By analyzing existing cross correlation between FFHG and Tidal ETF Trust, you can compare the effects of market volatilities on FFHG and Tidal ETF and check how they will diversify away market risk if combined in the same portfolio for a given time horizon. You can also utilize pair trading strategies of matching a long position in FFHG with a short position of Tidal ETF. Check out your portfolio center. Please also check ongoing floating volatility patterns of FFHG and Tidal ETF.

Diversification Opportunities for FFHG and Tidal ETF

-0.73
  Correlation Coefficient

Pay attention - limited upside

The 3 months correlation between FFHG and Tidal is -0.73. Overlapping area represents the amount of risk that can be diversified away by holding FFHG and Tidal ETF Trust in the same portfolio, assuming nothing else is changed. The correlation between historical prices or returns on Tidal ETF Trust and FFHG is a relative statistical measure of the degree to which these equity instruments tend to move together. The correlation coefficient measures the extent to which returns on FFHG are associated (or correlated) with Tidal ETF. Values of the correlation coefficient range from -1 to +1, where. The correlation of zero (0) is possible when the price movement of Tidal ETF Trust has no effect on the direction of FFHG i.e., FFHG and Tidal ETF go up and down completely randomly.

Pair Corralation between FFHG and Tidal ETF

If you would invest  2,539  in Tidal ETF Trust on August 27, 2024 and sell it today you would earn a total of  115.00  from holding Tidal ETF Trust or generate 4.53% return on investment over 90 days.
Time Period3 Months [change]
DirectionMoves Against 
StrengthWeak
Accuracy0.53%
ValuesDaily Returns

FFHG  vs.  Tidal ETF Trust

 Performance 
       Timeline  
FFHG 

Risk-Adjusted Performance

0 of 100

 
Weak
 
Strong
Very Weak
Over the last 90 days FFHG has generated negative risk-adjusted returns adding no value to investors with long positions. Despite nearly stable technical indicators, FFHG is not utilizing all of its potentials. The recent stock price disturbance, may contribute to mid-run losses for the stockholders.
Tidal ETF Trust 

Risk-Adjusted Performance

0 of 100

 
Weak
 
Strong
Very Weak
Over the last 90 days Tidal ETF Trust has generated negative risk-adjusted returns adding no value to investors with long positions. In spite of fairly strong basic indicators, Tidal ETF is not utilizing all of its potentials. The recent stock price disturbance, may contribute to short-term losses for the investors.

FFHG and Tidal ETF Volatility Contrast

   Predicted Return Density   
       Returns  

Pair Trading with FFHG and Tidal ETF

The main advantage of trading using opposite FFHG and Tidal ETF positions is that it hedges away some unsystematic risk.
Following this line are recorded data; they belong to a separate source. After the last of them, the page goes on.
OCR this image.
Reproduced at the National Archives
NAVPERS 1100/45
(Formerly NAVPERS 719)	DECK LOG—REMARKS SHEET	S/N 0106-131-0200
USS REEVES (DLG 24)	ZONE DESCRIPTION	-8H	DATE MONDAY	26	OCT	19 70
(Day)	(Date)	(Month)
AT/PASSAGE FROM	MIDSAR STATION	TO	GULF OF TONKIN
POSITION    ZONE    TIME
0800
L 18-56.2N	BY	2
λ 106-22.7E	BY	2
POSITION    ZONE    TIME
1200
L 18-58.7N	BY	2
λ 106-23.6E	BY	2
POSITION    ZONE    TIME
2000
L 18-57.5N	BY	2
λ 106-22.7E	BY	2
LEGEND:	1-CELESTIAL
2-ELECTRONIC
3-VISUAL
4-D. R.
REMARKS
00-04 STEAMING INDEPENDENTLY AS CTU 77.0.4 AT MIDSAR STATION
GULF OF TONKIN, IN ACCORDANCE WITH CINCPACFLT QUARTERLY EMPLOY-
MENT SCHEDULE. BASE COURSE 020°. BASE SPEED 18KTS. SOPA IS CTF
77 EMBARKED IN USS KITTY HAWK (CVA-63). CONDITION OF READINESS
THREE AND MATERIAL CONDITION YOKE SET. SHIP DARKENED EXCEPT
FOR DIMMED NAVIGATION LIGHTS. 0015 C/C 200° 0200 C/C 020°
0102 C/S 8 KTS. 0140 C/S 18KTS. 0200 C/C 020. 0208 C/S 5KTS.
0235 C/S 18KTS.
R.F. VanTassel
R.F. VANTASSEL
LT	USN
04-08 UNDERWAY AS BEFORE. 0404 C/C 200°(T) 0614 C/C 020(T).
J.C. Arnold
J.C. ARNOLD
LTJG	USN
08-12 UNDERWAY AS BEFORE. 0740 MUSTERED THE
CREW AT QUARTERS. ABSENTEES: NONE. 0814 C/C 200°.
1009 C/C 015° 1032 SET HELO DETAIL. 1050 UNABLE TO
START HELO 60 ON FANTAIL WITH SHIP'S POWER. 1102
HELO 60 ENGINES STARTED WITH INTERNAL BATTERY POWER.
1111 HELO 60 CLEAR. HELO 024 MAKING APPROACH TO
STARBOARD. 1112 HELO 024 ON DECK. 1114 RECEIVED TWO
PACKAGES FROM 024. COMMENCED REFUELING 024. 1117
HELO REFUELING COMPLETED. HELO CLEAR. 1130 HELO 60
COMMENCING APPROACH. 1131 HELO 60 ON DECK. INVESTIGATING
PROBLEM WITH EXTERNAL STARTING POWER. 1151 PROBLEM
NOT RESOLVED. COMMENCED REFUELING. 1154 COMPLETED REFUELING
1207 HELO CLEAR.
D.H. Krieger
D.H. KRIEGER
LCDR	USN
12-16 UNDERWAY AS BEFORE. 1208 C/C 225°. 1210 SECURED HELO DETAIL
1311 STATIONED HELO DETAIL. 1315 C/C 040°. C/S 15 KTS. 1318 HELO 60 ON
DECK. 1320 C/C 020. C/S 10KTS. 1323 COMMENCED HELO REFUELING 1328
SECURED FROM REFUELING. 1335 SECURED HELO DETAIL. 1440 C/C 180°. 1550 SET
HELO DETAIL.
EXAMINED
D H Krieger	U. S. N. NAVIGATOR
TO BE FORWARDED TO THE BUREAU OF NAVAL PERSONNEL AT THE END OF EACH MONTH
Because of two separate transactions, even if FFHG position performs unexpectedly, Tidal ETF can make up some of the losses. Pair trading also minimizes risk from directional movements in the market. For example, if an entire industry or sector drops because of unexpected headlines, the short position in Tidal ETF will offset losses from the drop in Tidal ETF's long position.
The idea behind FFHG and Tidal ETF Trust pairs trading is to make the combined position market-neutral, meaning the overall market's direction will not affect its win or loss (or potential downside or upside). This can be achieved by designing a pairs trade with two highly correlated stocks or equities that operate in a similar space or sector, making it possible to obtain profits through simple and relatively low-risk investment.
Check out your portfolio center.
Note that this page's information should be used as a complementary analysis to find the right mix of equity instruments to add to your existing portfolios or create a brand new portfolio. You can also try the Companies Directory module to evaluate performance of over 100,000 Stocks, Funds, and ETFs against different fundamentals.